Luckily, the PT2395 is a currently manufactured chip that uses external DRAM and Sigma-Delta technology converters. Matsushita used to make the M50195P too. One feature of chips that use sigma-delta is that they all seem to use an external comparator in the sigma-delta modulator. Usually from what I've seen this is a LM311 or similar. I don't know what process limitation keeps that function from happening on the same chip. You’ll also see this in digital delays and flangers produced by Maxon/Ibanez.
PT2399:
http://www.ortodoxism.ro/datasheets/PrincetonTechnologyCorporation/mXyzsyzt.pdfHT8955:
http://www.selectronic.fr/includes_selectronic/pdf/Holtek/HT8955.pdfPT2395:
http://www.ortodoxism.ro/datasheets/PrincetonTechnologyCorporation/mXuuysq.pdfM50195P:
http://www.datasheetarchive.com/datasheet/pdf/10/1021988.htmlEnough of this rambling......
In short... sigma-delta chips can beat the pants off SA chips.
SA chips (less than lets say 18 bits wide) work very poorly for subtle information.
Narrow SA chips like 8 or 10 bit units are especially poor.
Sigma-Delta has wonderful performance where SA falls down.
Sigma-Delta is cheap and easy now that chips are fast and memory is cheap. This has not always been the case!
The sound of a BBD based delay comes from multiple places. There is the processing inherent in the BBD, there are the LP filters before and after the delay, and there is the companding that most BBD designs use. The companding is often forgotten about, I assume because people will just say that it’s a symmetrical process, but only in a perfect world.

A dial to add a variable amount of BBD processing to a digital sigma-delta delay is a great idea.... especially since the BBD can be clocked at whatever rate is desired to limit bandwidth, and now that parameter is exclusive of the delay time

!
Heterodyning isn’t an issue because the clocks are separated by a VERY wide range.

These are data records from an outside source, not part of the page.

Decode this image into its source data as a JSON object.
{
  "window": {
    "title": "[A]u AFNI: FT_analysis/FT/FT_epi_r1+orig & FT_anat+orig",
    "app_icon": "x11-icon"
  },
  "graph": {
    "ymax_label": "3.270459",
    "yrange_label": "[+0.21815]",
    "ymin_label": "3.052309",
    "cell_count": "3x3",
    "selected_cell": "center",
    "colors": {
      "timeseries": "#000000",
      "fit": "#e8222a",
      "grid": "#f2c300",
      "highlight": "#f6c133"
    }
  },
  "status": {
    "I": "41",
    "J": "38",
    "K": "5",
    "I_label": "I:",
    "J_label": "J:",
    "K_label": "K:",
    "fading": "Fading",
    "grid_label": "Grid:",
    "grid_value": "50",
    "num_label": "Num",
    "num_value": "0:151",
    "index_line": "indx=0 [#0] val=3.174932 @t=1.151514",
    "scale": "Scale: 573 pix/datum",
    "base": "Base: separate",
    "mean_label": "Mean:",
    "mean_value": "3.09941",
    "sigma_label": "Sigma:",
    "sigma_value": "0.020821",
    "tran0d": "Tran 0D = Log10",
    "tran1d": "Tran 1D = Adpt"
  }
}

I think the ideal would be a sigma-delta digital delay followed by a short BBD with independent clocking. The digital delay in front allows for the bulk of the delay time as well as perfect clean echo, and you can also have digital feedback which gives perfect loops if you want that. If the feedback is switchable between digital-only, and analog taps both before and after the BBD, while the output is selectable between pre and post BBD, you get one heck of a delay unit.
Adding a variable frequency lowpass to the feedback loop is also an idea.
How many people here have tried adding a little compression to the feedback loop of a digital echo?

Now add modulation to the digital and analog delay clocks and sea-sickness here I come!